The Night Rainbow was August’s book club read and one that was anything but the gentle read we had first anticipated. Clare King’s story of a young girl trying to survive without her Mother’s supervision was something we all enjoyed but perhaps wouldn’t be one that we would rave about.
Certainly this book conjured up a lot of discussion, the first being Pea’s age. Most felt her character was a lot older, but did this come from being a ‘child carer ‘? Certainly her observations on life and her justifications of why events occurred were the highlight of the book.
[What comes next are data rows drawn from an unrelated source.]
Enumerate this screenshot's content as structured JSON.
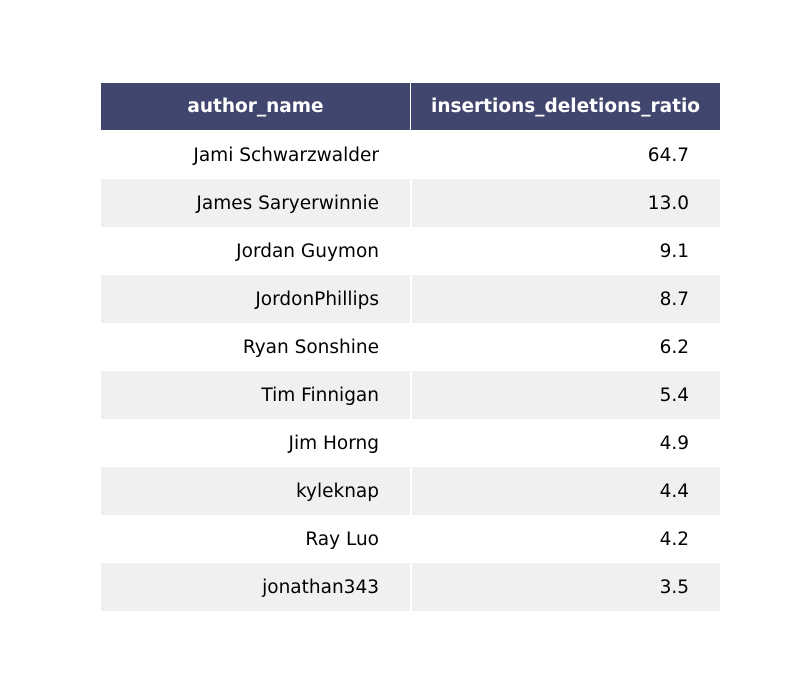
{
  "chart_data": {
    "type": "table",
    "columns": [
      "author_name",
      "insertions_deletions_ratio"
    ],
    "rows": [
      [
        "Jami Schwarzwalder",
        "64.7"
      ],
      [
        "James Saryerwinnie",
        "13.0"
      ],
      [
        "Jordan Guymon",
        "9.1"
      ],
      [
        "JordonPhillips",
        "8.7"
      ],
      [
        "Ryan Sonshine",
        "6.2"
      ],
      [
        "Tim Finnigan",
        "5.4"
      ],
      [
        "Jim Horng",
        "4.9"
      ],
      [
        "kyleknap",
        "4.4"
      ],
      [
        "Ray Luo",
        "4.2"
      ],
      [
        "jonathan343",
        "3.5"
      ]
    ]
  },
  "colors": {
    "header_background": "#40466e",
    "header_text": "#ffffff",
    "row_stripe": "#f0f0f0",
    "row_plain": "#ffffff"
  }
}
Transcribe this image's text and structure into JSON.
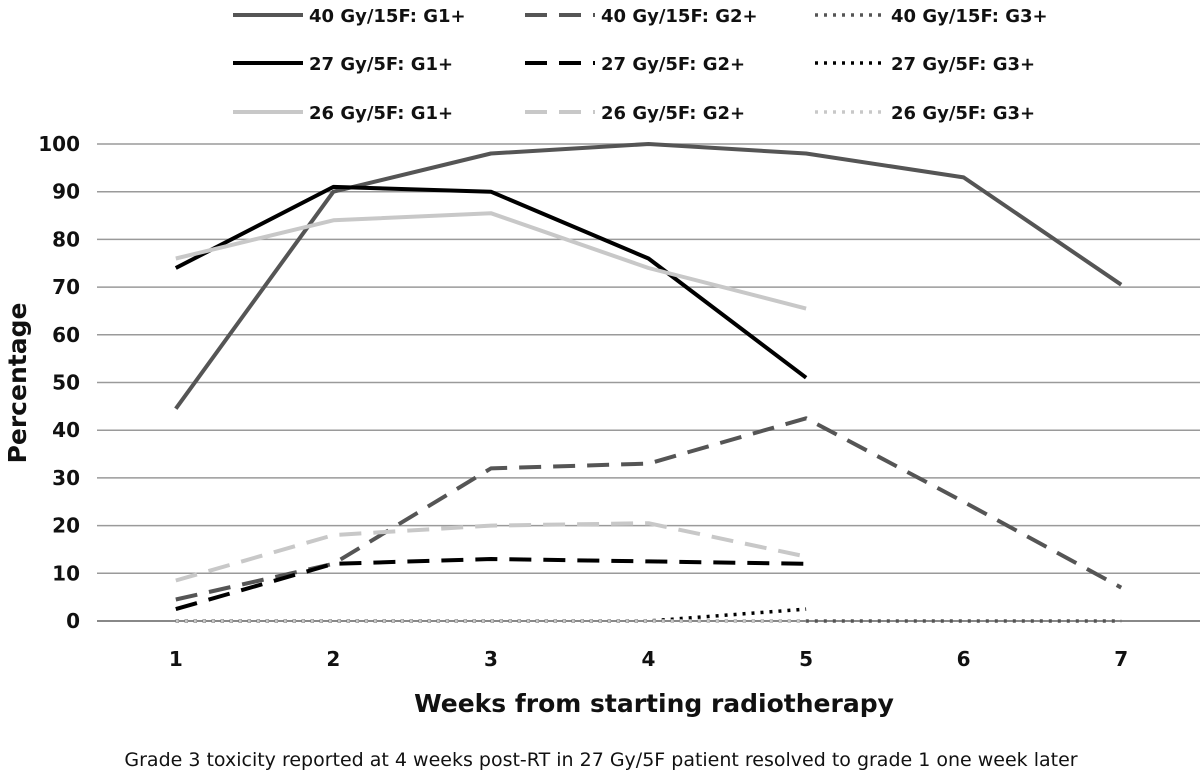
{
  "chart_data": {
    "type": "line",
    "title": "",
    "xlabel": "Weeks from starting radiotherapy",
    "ylabel": "Percentage",
    "footnote": "Grade 3 toxicity reported at 4 weeks post-RT in 27 Gy/5F patient resolved to grade 1 one week later",
    "x": [
      1,
      2,
      3,
      4,
      5,
      6,
      7
    ],
    "xlim": [
      0.5,
      7.5
    ],
    "ylim": [
      0,
      100
    ],
    "yticks": [
      0,
      10,
      20,
      30,
      40,
      50,
      60,
      70,
      80,
      90,
      100
    ],
    "grid": "horizontal",
    "legend_position": "top",
    "series": [
      {
        "name": "40 Gy/15F: G1+",
        "color": "#555555",
        "dash": "solid",
        "x": [
          1,
          2,
          3,
          4,
          5,
          6,
          7
        ],
        "values": [
          44.5,
          90,
          98,
          100,
          98,
          93,
          70.5
        ]
      },
      {
        "name": "40 Gy/15F: G2+",
        "color": "#555555",
        "dash": "dashed",
        "x": [
          1,
          2,
          3,
          4,
          5,
          6,
          7
        ],
        "values": [
          4.5,
          12,
          32,
          33,
          42.5,
          25,
          7
        ]
      },
      {
        "name": "40 Gy/15F: G3+",
        "color": "#555555",
        "dash": "dotted",
        "x": [
          1,
          2,
          3,
          4,
          5,
          6,
          7
        ],
        "values": [
          0,
          0,
          0,
          0,
          0,
          0,
          0
        ]
      },
      {
        "name": "27 Gy/5F: G1+",
        "color": "#000000",
        "dash": "solid",
        "x": [
          1,
          2,
          3,
          4,
          5
        ],
        "values": [
          74,
          91,
          90,
          76,
          51
        ]
      },
      {
        "name": "27 Gy/5F: G2+",
        "color": "#000000",
        "dash": "dashed",
        "x": [
          1,
          2,
          3,
          4,
          5
        ],
        "values": [
          2.5,
          12,
          13,
          12.5,
          12
        ]
      },
      {
        "name": "27 Gy/5F: G3+",
        "color": "#000000",
        "dash": "dotted",
        "x": [
          1,
          2,
          3,
          4,
          5
        ],
        "values": [
          0,
          0,
          0,
          0,
          2.5
        ]
      },
      {
        "name": "26 Gy/5F: G1+",
        "color": "#c8c8c8",
        "dash": "solid",
        "x": [
          1,
          2,
          3,
          4,
          5
        ],
        "values": [
          76,
          84,
          85.5,
          74,
          65.5
        ]
      },
      {
        "name": "26 Gy/5F: G2+",
        "color": "#c8c8c8",
        "dash": "dashed",
        "x": [
          1,
          2,
          3,
          4,
          5
        ],
        "values": [
          8.5,
          18,
          20,
          20.5,
          13.5
        ]
      },
      {
        "name": "26 Gy/5F: G3+",
        "color": "#c8c8c8",
        "dash": "dotted",
        "x": [
          1,
          2,
          3,
          4,
          5
        ],
        "values": [
          0,
          0,
          0,
          0,
          0
        ]
      }
    ]
  }
}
Then there was the Mother. Pregnant and recently bereaved, our feelings ranged from feeling empathy to feeling annoyed that a child was left to fend for herself. There was also the notion that surrounding family should help and certainly you would have thought that there would have been a moral obligation to assist from those around.
The relationship between Claude and Pea was one that at first was quite uncomfortable. Isn’t it terrible that you automatically judge something that turned out to be quite innocent? By Claude looking after Pea, he indirectly was also helping her Mother and indulged Pea with her imaginary games.
Margot was a character that had most of us perplexed. Nearly all of us thought that she was real but looking back there are a few clues dotted throughout the storyline. The fact that Margot disappeared after the baby was born and her Mother was starting to come back to normal, shows that Pea didn’t require this imaginary sister to detract from what was happening at home any more.
Was the author sympathetic towards Pea or her Mother? Certainly we felt that the author had perhaps experienced something similar.
Finally ‘the night rainbow’ does exist and is a rare meter-logical event. To what it laid claim to the book we can only guess that it represents a new beginning and thankfully Pea did have chance to have a new beginning.